Au début de la guerre civile le général voulait que sa fille retournât en Auvergne où elle s'était déjà réfugiée pendant l'Invasion. Elle s'y refusait nettement. M. de Bressier n'insistait pas. Il savait que, situé sous la protection du Mont-Valérien, Chavry resterait en dehors des mouvements militaires et ne serait jamais menacé. Depuis la mort de sa mère, qu'elle avait à peine connue, Faustine habitait ce château; d'abord seule, plus tard avec Nelly. Toutes deux s'y plaisaient plus qu'à Paris, dans l'hôtel de la rue de Lille, occupé seulement pendant les rares congés du chef de la famille. Elles recevaient là une éducation solide, dirigée par une institutrice de premier ordre, Mlle Vaudois. La semence idéale germa différemment dans ces terres dissemblables. Nelly, paresseuse et indolente, travaillait parce que c'était le seul moyen de pouvoir s'amuser ensuite; Faustine, au contraire, aimait l'étude par goût, pour elle-même, pour les joies qu'elle en tirait. De très bonne heure, on fut frappé, autour d'elle, de son aptitude à saisir la plastique des êtres et des choses. Son goût pour le dessin se révéla, tout de suite, d'instinct, et se développa si rapidement que le général voulut qu'à dix ans elle eût un maître sérieux. Par une heureuse fortune, on lui recommanda un ancien prix de Rome, d'une grande habileté de main, d'une instruction solide, et chez lequel l'enseignement de l'École n'avait pu tuer l'originalité première. Quoiqu'il fût absolument dénué d'imagination, Joseph Cayron aurait fait sa trouée comme les autres, s'il n'eût été paralysé par une timidité invincible. L'artiste qui doute souvent de lui-même est fort; l'artiste qui ne croit jamais en lui est perdu. Il est voué à l'infécondité. Joseph Cayron était de ceux-là. Il admirait tellement son art qu'il en avait peur. Peut-être aussi manquait-il de cette vaillance d'esprit qui permet à un homme de n'apercevoir les obstacles que pour s'efforcer de les vaincre. Le peintre vit tant de médiocrités hissées sur le pavois, tant de vrais talents foulés aux pieds, qu'à sa timidité naturelle se joignit bien vite un incurable scepticisme.

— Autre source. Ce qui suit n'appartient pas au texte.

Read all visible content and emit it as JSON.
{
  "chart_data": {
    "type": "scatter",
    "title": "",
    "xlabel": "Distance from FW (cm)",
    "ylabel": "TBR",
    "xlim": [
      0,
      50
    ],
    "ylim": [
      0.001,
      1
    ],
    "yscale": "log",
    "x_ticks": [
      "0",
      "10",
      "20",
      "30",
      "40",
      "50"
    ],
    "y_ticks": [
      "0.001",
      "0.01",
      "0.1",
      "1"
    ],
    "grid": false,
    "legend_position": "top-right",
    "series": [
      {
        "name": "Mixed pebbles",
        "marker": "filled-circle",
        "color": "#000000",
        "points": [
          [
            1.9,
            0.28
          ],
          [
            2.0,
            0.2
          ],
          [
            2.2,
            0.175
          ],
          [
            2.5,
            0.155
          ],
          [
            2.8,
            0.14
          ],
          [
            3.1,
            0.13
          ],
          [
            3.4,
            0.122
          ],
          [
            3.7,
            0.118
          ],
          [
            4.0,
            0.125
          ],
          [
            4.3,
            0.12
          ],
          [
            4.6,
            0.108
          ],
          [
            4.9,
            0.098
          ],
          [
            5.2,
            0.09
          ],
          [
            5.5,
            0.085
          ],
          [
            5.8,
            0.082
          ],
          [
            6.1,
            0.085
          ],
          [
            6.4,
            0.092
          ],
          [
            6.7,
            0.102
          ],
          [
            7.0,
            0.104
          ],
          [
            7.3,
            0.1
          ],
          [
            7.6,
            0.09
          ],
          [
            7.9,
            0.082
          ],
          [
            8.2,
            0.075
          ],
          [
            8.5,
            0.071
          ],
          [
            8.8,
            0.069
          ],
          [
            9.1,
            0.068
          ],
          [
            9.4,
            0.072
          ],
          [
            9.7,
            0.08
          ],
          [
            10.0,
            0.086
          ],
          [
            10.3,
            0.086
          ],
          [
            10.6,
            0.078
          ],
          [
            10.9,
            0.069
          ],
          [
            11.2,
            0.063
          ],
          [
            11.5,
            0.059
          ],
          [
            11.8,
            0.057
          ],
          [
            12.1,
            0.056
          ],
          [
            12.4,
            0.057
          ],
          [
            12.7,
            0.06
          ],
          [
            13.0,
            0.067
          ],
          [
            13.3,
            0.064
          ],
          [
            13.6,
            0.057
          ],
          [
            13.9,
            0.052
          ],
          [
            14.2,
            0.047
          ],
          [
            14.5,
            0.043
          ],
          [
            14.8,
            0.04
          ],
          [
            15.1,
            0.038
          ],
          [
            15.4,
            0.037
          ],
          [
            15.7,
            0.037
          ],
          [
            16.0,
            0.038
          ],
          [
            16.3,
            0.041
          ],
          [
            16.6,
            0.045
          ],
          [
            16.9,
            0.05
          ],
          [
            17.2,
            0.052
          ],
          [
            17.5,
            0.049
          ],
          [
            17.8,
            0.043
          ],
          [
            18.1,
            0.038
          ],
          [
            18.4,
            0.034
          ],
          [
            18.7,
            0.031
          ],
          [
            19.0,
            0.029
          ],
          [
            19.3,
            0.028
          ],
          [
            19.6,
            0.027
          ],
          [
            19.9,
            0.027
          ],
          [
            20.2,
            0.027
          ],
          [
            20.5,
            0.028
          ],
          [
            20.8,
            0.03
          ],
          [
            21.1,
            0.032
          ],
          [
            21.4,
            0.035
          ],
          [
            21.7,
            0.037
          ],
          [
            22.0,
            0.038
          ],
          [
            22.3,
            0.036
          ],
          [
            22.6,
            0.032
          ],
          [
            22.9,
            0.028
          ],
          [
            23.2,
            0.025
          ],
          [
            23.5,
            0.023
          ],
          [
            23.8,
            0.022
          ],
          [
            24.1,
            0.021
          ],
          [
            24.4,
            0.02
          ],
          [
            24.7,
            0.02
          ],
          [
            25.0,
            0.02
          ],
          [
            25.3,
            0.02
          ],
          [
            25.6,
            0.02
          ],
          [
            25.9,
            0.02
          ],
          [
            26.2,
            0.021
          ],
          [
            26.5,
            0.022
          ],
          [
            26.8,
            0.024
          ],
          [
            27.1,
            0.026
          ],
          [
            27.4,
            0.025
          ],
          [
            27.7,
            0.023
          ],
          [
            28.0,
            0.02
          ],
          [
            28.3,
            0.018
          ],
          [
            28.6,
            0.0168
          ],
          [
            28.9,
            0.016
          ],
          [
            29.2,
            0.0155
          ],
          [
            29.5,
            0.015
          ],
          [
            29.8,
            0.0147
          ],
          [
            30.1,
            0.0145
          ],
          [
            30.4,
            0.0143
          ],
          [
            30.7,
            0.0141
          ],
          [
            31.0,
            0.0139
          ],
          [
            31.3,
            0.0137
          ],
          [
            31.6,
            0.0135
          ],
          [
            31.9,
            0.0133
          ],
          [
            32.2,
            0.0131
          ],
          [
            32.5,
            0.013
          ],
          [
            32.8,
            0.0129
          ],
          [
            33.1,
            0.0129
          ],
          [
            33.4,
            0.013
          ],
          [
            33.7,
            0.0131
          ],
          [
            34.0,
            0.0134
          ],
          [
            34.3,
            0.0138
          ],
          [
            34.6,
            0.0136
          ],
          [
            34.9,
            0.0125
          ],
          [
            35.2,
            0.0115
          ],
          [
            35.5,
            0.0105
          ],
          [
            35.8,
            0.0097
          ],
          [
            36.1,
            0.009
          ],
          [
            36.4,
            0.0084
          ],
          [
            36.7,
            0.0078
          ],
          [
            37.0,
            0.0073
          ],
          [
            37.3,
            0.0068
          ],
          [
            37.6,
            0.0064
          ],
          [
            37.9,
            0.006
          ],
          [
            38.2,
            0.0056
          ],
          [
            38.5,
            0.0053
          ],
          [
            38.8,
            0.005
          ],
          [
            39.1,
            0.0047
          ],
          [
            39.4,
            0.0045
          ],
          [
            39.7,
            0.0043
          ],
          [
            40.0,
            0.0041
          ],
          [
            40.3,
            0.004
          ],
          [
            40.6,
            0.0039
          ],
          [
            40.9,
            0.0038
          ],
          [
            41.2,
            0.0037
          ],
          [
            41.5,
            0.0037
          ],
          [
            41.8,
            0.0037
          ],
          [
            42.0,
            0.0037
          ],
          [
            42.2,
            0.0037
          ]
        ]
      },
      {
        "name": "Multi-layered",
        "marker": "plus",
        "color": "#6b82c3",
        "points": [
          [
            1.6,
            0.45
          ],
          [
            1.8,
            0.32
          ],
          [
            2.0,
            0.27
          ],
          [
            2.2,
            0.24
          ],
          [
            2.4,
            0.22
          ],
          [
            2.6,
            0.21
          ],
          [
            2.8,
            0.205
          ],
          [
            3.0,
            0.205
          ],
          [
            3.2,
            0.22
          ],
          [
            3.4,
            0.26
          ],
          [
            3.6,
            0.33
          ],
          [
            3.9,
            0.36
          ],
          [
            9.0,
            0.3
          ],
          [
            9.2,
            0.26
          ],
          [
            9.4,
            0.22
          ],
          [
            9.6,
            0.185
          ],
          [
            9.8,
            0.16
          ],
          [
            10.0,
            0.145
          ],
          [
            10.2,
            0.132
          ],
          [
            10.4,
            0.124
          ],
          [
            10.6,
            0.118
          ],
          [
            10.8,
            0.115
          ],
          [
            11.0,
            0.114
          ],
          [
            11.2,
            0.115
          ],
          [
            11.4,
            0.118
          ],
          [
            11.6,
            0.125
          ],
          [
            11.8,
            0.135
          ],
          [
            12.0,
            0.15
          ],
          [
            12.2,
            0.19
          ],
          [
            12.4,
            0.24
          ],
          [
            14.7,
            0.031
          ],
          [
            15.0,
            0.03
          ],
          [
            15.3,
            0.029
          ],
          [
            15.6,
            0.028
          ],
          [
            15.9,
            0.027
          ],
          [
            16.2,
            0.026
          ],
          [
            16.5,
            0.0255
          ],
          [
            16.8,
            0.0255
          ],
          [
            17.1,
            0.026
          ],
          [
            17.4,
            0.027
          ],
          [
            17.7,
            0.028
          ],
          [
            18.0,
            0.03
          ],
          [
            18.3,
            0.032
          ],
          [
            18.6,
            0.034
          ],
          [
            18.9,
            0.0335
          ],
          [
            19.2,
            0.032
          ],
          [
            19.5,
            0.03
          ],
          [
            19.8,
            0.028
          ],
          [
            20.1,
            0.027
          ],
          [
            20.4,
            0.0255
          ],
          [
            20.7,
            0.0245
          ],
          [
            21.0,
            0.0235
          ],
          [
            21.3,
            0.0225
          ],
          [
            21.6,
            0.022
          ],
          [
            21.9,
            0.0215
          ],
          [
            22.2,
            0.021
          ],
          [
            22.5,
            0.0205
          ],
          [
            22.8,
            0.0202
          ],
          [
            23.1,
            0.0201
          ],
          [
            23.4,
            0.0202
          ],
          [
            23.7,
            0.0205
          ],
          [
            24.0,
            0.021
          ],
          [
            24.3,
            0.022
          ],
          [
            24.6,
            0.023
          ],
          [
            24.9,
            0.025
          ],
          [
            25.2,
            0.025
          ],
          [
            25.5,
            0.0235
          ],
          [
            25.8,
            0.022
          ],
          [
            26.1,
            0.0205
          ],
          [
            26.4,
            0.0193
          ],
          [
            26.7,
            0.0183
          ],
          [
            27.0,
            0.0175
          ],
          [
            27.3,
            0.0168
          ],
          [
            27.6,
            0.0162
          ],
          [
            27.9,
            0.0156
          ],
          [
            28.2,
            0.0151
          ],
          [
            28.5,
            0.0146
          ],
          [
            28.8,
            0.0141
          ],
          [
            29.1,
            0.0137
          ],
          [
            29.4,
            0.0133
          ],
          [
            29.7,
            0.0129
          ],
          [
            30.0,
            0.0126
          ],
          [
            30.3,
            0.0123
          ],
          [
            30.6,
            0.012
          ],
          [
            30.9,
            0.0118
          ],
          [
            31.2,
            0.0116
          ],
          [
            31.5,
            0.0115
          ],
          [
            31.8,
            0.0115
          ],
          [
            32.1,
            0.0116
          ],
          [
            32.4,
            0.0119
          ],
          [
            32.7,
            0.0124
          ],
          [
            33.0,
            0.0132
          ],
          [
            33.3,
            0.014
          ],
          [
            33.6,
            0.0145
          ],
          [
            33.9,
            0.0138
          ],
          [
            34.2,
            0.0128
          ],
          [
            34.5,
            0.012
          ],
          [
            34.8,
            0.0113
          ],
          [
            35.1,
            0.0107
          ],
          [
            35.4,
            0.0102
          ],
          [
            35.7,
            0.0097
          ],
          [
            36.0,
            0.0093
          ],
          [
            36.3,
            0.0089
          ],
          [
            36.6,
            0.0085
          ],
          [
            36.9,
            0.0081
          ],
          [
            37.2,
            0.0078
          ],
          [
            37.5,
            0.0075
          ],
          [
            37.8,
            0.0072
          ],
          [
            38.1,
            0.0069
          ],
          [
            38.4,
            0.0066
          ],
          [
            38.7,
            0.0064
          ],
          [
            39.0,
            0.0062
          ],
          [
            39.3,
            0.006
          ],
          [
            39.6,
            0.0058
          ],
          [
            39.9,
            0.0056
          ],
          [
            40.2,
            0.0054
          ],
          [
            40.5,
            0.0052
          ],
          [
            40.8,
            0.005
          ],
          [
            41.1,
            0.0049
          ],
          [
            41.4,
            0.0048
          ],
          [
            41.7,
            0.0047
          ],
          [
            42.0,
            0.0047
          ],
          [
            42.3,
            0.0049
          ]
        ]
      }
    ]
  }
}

S'il ne pouvait créer des œuvres personnelles, il restait du moins un merveilleux initiateur aux œuvres des autres. Faustine crut en lui. Elle accepta docilement ses conseils impérieux. Car cet homme craintif n'admettait pas qu'on discutât l'Art. Il prononçait ce mot d'une voix légèrement emphatique, en clignant à demi le regard, comme un dévot qui parle de la Sainte Vierge. Pendant quatre ans, il ne permit pas à son élève de peindre. Il voulait la rompre à la gymnastique du dessin, lui donner une grande sûreté de main. Ensuite on verrait. Jamais le général n'éprouva une plus grande stupeur que le jour où Joseph Cayron lui démontra que Faustine devait étudier l'anatomie. L'anatomie! une enfant de seize ans! Est-ce que ce peintre raté devenait fou? Mais le peintre raté mit une telle ardeur dans son insistance que M. de Bressier céda. Avec mauvaise humeur, par exemple. Pendant trois jours, il dit, comme se parlant à lui-même: «L'anatomie! l'anatomie!» Et il affectait de n'appeler sa fille que Mlle Carabin.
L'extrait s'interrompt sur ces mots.